Thailand's cannabis dilemma reflects a broader regional dynamic as Southeast Asian governments navigate liberalisation without established models. Unlike North American or European precedents, the Thai context involves smaller markets, less developed enforcement infrastructure, agricultural populations dependent on commodity crops, and younger demographics with different consumption patterns.
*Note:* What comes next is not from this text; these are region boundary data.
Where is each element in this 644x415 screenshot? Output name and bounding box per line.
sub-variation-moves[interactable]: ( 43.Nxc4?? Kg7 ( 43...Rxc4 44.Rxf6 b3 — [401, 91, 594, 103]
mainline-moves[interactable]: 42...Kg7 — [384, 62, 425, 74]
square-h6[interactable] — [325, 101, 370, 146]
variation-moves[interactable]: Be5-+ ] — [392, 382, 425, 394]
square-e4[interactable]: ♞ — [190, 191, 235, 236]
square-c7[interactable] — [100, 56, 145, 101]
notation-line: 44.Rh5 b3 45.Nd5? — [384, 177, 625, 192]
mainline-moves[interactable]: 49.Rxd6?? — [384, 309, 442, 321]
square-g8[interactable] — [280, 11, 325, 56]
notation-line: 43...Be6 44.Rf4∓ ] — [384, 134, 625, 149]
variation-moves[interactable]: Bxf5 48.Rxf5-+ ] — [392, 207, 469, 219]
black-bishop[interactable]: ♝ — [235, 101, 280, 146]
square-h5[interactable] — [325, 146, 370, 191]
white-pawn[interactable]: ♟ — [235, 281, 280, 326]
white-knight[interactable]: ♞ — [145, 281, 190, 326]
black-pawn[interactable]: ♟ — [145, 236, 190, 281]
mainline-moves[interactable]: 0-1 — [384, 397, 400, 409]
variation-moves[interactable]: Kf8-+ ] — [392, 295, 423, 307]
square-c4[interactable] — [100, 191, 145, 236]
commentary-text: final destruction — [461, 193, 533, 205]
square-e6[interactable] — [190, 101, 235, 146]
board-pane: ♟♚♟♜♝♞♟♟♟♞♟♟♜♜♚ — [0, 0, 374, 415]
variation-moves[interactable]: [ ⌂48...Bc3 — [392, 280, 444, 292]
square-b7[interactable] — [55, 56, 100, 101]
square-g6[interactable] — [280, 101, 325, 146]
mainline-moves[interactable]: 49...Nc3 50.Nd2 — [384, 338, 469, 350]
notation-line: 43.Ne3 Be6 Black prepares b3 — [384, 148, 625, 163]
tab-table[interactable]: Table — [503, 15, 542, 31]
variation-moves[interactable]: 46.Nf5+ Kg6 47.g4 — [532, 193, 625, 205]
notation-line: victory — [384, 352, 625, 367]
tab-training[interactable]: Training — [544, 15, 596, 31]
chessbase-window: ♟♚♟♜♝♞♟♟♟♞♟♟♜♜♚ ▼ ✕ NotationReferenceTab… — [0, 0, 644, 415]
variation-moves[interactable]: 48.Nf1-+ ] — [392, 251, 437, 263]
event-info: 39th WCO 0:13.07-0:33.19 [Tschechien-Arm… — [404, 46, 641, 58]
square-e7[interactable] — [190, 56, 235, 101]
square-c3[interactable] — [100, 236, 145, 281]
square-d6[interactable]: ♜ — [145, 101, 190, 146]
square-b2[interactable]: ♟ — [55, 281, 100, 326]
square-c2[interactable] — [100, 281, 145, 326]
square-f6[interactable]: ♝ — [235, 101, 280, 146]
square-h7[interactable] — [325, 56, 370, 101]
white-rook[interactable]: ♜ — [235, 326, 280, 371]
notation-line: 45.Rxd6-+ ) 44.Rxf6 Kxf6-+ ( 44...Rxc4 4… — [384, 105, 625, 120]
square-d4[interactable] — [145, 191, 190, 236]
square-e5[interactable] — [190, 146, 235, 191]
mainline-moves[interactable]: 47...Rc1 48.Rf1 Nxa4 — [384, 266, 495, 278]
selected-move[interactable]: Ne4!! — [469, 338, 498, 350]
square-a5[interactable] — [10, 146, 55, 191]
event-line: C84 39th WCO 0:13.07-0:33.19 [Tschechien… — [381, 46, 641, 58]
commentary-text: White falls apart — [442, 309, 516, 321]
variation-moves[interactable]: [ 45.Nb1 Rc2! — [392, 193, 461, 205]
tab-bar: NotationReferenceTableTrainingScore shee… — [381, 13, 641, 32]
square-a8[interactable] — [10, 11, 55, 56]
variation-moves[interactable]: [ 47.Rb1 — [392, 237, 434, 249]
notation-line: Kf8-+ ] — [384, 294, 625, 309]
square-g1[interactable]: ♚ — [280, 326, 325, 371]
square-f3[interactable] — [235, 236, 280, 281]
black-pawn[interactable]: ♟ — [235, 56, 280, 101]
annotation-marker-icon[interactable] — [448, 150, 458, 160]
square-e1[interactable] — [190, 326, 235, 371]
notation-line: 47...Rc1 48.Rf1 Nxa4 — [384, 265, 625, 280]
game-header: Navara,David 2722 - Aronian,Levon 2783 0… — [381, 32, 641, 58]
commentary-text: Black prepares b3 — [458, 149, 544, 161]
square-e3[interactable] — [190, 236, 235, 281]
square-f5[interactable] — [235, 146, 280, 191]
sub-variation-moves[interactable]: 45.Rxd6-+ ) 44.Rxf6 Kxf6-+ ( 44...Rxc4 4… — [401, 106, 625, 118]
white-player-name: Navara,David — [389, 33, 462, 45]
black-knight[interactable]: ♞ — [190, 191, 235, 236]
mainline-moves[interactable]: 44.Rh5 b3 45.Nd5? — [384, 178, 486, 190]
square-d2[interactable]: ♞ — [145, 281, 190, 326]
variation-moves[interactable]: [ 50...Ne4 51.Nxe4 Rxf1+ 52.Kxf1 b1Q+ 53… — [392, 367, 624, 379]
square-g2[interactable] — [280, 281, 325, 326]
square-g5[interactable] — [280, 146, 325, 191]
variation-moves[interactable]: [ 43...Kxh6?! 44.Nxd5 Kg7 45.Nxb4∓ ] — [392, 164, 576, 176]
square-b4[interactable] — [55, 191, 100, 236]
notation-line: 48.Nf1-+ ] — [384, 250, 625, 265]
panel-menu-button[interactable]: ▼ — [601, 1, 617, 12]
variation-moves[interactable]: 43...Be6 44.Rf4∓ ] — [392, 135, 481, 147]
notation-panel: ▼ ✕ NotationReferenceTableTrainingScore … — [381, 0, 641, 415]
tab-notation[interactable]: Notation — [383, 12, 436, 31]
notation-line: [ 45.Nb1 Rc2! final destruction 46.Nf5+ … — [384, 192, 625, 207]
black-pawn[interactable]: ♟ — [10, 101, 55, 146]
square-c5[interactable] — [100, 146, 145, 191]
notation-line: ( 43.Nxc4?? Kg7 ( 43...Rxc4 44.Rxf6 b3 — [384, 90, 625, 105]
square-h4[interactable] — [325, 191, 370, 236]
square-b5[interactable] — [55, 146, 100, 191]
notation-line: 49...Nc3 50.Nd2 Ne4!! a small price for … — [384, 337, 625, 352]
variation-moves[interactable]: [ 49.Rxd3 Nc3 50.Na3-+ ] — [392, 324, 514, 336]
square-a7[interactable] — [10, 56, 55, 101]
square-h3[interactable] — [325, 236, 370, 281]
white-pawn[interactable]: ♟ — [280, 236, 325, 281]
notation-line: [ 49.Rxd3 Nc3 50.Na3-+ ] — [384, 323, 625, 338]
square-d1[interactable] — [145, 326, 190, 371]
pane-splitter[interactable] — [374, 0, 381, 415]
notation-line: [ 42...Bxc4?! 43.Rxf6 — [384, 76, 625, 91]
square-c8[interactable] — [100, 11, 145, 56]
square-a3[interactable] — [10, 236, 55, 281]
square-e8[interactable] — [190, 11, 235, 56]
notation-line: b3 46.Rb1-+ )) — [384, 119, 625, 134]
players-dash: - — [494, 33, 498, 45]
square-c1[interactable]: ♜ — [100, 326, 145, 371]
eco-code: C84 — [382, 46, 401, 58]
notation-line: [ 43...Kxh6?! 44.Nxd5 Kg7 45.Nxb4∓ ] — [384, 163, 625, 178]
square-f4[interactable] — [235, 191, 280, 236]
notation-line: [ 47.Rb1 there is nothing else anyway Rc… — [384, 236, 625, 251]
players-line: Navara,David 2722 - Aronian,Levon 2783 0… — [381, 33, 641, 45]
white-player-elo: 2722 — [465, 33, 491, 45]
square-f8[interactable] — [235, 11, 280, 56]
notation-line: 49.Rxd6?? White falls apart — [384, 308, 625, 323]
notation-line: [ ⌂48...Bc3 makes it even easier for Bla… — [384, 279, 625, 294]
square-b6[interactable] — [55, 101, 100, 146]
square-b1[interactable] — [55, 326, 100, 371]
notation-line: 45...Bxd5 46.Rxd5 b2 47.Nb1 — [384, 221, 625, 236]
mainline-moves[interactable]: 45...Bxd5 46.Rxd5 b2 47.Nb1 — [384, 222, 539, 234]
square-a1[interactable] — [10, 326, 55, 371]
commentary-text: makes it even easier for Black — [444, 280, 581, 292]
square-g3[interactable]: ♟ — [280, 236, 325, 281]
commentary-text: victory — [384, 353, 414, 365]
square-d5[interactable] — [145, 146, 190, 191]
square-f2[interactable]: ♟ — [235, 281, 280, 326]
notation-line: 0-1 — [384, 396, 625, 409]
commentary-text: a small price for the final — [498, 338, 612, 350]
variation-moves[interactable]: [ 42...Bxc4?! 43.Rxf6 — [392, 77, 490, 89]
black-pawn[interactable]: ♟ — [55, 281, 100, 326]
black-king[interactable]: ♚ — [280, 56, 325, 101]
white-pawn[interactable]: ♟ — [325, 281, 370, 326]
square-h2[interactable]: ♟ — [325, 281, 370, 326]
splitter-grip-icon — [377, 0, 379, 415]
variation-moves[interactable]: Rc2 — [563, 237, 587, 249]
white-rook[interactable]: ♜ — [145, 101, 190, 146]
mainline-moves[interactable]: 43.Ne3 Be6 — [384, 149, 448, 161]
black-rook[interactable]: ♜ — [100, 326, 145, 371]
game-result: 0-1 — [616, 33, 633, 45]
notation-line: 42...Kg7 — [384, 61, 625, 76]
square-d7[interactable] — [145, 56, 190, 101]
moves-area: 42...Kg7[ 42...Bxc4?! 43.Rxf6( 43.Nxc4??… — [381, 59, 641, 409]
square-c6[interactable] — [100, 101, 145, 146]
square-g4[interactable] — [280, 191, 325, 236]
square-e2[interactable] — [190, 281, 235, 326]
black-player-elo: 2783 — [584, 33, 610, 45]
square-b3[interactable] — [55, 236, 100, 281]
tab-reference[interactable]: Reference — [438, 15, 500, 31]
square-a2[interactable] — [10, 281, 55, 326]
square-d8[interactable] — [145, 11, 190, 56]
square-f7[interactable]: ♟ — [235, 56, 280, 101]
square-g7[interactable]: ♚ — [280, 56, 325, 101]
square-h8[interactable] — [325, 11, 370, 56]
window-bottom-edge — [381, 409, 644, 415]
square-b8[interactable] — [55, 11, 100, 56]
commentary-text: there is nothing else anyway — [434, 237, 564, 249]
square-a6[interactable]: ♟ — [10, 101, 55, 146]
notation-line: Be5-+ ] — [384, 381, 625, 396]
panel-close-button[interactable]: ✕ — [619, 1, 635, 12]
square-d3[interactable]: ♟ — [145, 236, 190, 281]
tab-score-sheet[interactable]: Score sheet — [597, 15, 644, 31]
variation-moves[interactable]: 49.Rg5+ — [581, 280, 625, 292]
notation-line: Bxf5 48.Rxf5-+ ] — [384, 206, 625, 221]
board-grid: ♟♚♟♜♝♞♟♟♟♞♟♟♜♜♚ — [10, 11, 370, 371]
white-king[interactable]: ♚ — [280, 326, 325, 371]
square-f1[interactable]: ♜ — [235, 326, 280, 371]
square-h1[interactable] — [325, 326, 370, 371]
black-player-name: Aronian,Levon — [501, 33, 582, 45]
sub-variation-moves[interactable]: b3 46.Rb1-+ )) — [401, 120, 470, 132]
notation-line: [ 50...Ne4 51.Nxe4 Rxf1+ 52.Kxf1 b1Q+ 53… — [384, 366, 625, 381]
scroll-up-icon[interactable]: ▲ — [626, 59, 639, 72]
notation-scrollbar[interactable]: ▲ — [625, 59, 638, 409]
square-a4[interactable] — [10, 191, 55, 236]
Malaysia and other neighbours watch carefully: Thailand's regulatory success or failure will inform their own policy calculus. Should Thailand stabilise its framework fairly while protecting public health, it strengthens the case for thoughtful liberalisation elsewhere. Should it produce a framework that enriches elites, harms farmers, or fails to prevent youth access, regional governments will default to prohibition—potentially foreclosing legitimate medical research and economic opportunity across Southeast Asia.
The immediate test involves Sakoltee's directives. The committee ordered compilation of all licensed cannabis retailers in Bangkok and FDA-certified products for comprehensive review, suggesting a data-gathering phase before formal recommendations. This empirical foundation could anchor future policy in observed reality rather than ideology. Simultaneously, the committee's call for broader harm surveys and affected-group consultations indicates intention to ground decisions in epidemiology and lived experience. Yet timelines matter. Public hearings concluding in late July create pressure for Cabinet submission before year-end, potentially rushing finalisation of a law addressing complexities inadequately resolved over three years. The window for genuine stakeholder incorporation and evidence synthesis remains narrow.
Ultimately, Thailand's cannabis regulation will test whether developing-country democracies can balance competing interests—economic development, farmer welfare, corporate accountability, youth protection and public health—through legitimate process. Medical evidence supports cannabis's therapeutic applications; farmers and businesses deserve fair opportunity; public health monitoring is essential; and youth vulnerability is real. No single principle trumps others. The coming months will reveal whether Thailand's government can craft legislation reflecting this complexity, or whether political pressure, elite interests and implementation failures will again produce rules that satisfy nobody while breeding cynicism about regulatory reform.